Note 249: Au jugement de Sainte-Beuve, ses articles de cette époque sont les meilleurs qu'il ait écrits, et on y doit voir le chef-d'œuvre de la polémique au XIXe siècle. «Autant M. de Chateaubriand, dit Cormenin (Livre des Orateurs, I, 127), est gracieux, coloré, sublime, inventif dans ses poèmes d'Atala, de René et des Martyrs, autant il est correct, grammatical et sévère dans la forme de sa polémique. Ici, point de phrases à effet, point de contours saillants, point de mouvements accidentés, point de véhémence. C'est une discussion sage et tempérée. Chose remarquable! don singulier de l'appropriation! Ce poète vous expliquera mieux que beaucoup de financiers le jeu des rentes et de l'amortissement. Cet homme d'imagination entrera plus avant qu'un jurisconsulte dans l'esprit et les détails d'une loi civile. Quelquefois, en grand écrivain, il relève la vulgarité de l'idée par la hardiesse du mot. Quelquefois, il vous ramène des hauteurs du débat, par la familiarité de l'expression.
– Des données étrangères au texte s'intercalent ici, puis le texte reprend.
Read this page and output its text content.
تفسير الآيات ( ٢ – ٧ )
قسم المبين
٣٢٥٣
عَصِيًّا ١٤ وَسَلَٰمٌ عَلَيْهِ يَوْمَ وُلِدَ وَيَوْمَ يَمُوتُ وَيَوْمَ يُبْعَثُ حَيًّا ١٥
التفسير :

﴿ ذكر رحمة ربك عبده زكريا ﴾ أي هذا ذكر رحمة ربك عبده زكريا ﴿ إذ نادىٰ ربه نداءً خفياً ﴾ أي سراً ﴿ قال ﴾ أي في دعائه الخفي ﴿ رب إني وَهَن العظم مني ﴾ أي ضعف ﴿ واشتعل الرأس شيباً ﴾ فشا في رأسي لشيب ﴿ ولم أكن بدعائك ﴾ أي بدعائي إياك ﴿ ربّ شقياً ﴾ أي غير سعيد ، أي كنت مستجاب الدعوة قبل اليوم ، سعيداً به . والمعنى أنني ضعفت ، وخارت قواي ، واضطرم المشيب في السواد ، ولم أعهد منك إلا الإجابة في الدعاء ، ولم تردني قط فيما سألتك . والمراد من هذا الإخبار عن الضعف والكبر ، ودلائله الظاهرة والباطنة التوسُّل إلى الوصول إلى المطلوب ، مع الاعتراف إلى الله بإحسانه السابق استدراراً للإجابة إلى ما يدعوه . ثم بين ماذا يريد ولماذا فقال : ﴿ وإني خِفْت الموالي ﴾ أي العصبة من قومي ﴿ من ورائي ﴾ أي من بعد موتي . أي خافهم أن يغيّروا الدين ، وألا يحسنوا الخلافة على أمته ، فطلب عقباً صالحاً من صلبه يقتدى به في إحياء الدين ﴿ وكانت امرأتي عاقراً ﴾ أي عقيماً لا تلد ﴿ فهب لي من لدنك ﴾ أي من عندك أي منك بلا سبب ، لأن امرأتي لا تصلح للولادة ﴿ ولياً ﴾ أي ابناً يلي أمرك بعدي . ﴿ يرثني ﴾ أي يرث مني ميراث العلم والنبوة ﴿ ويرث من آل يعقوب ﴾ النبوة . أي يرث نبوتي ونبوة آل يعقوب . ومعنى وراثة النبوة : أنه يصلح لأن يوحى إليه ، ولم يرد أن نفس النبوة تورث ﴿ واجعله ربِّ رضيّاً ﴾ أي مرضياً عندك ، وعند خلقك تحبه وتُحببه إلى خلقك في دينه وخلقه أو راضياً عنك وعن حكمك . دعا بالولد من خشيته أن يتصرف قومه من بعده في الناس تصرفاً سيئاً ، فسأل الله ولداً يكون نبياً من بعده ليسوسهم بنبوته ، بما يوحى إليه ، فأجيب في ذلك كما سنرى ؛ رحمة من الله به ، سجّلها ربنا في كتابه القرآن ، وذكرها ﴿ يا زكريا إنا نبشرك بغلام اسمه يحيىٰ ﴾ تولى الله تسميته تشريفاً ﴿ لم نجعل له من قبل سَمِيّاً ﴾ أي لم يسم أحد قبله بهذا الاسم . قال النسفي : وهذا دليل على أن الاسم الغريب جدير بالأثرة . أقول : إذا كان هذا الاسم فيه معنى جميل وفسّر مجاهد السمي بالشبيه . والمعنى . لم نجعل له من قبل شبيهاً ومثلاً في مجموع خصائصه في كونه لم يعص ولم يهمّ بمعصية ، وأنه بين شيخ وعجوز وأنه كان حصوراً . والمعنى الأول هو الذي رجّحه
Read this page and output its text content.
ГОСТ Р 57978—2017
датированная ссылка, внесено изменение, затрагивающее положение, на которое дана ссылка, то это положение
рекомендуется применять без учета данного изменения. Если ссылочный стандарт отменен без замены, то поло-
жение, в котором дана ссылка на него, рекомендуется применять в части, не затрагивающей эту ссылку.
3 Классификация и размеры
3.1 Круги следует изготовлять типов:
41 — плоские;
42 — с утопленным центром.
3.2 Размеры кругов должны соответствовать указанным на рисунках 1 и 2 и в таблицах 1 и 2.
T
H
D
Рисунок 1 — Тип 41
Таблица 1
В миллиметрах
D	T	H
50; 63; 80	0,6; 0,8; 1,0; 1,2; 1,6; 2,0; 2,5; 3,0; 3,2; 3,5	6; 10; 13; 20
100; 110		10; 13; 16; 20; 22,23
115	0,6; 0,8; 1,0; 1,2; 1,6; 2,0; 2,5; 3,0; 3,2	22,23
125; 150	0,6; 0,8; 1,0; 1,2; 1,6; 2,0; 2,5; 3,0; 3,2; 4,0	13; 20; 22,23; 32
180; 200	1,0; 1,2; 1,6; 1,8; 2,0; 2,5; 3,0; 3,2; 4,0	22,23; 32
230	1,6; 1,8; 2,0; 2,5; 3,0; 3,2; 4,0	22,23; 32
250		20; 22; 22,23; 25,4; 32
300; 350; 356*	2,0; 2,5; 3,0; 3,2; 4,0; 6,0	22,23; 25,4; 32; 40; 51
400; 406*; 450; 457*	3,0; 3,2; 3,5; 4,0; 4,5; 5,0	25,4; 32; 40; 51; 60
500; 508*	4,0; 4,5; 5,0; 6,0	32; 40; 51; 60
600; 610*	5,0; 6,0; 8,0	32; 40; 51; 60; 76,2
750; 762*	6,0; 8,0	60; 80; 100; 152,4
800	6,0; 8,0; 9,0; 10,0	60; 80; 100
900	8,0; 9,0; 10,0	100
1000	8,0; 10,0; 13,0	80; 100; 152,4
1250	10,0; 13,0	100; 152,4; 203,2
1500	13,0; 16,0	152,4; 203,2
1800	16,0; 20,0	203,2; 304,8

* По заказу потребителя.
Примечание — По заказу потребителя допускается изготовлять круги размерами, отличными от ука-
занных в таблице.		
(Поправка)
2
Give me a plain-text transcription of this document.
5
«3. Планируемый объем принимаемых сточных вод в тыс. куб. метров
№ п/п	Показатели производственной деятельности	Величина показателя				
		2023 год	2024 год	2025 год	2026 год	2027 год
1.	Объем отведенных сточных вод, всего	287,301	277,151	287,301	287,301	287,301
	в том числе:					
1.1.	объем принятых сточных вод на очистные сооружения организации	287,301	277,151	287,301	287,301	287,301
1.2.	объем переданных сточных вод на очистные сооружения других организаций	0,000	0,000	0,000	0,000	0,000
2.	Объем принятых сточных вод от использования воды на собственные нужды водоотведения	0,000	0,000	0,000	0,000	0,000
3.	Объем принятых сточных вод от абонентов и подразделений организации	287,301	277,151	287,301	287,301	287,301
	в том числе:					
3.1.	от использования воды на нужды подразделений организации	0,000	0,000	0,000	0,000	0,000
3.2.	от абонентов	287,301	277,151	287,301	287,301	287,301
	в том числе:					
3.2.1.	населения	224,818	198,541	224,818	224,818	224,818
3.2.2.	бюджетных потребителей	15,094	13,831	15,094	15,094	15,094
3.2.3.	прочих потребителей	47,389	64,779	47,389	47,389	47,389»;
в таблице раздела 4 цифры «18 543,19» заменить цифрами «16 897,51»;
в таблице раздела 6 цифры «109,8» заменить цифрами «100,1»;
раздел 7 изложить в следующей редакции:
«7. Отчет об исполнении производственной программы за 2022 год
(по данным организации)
Ou bien, il entrecoupe le cours uni de la narration par une image éblouissante, par une allusion historique, par un tour inattendu, par un trait, par une date, par un mot tel que Chateaubriand sait les dire.»[Retour au Texte Principal]

Note 250: Les articles de Chateaubriand, du 21 juin 1824 au 18 décembre 1826, parurent dans le Journal des Débats.[Retour au Texte Principal]

Note 251: Article du 28 juin 1824.—Œuvres complètes, tome XXVI, p. 344.[Retour au Texte Principal]

Note 252: Article du 5 juillet 1824.—Tome XXVI, p. 353.[Retour au Texte Principal]

Note 253: Louis-Guillaume Ternaux (1763-1833), célèbre industriel, député de 1818 à 1821 et de 1827 à 1831. Une ordonnance royale du 17 novembre 1819 lui conféra le titre de baron. On lui doit l'introduction en France des chèvres du Thibet, la fabrication des beaux cachemires, dits Ternaux, qui rivalisent avec ceux de l'Inde, et l'établissement de silos pour la conservation des grains.—M. Mortimer-Ternaux, à qui l'on doit l'excellente Histoire de la Terreur, était son neveu.[Retour au Texte Principal]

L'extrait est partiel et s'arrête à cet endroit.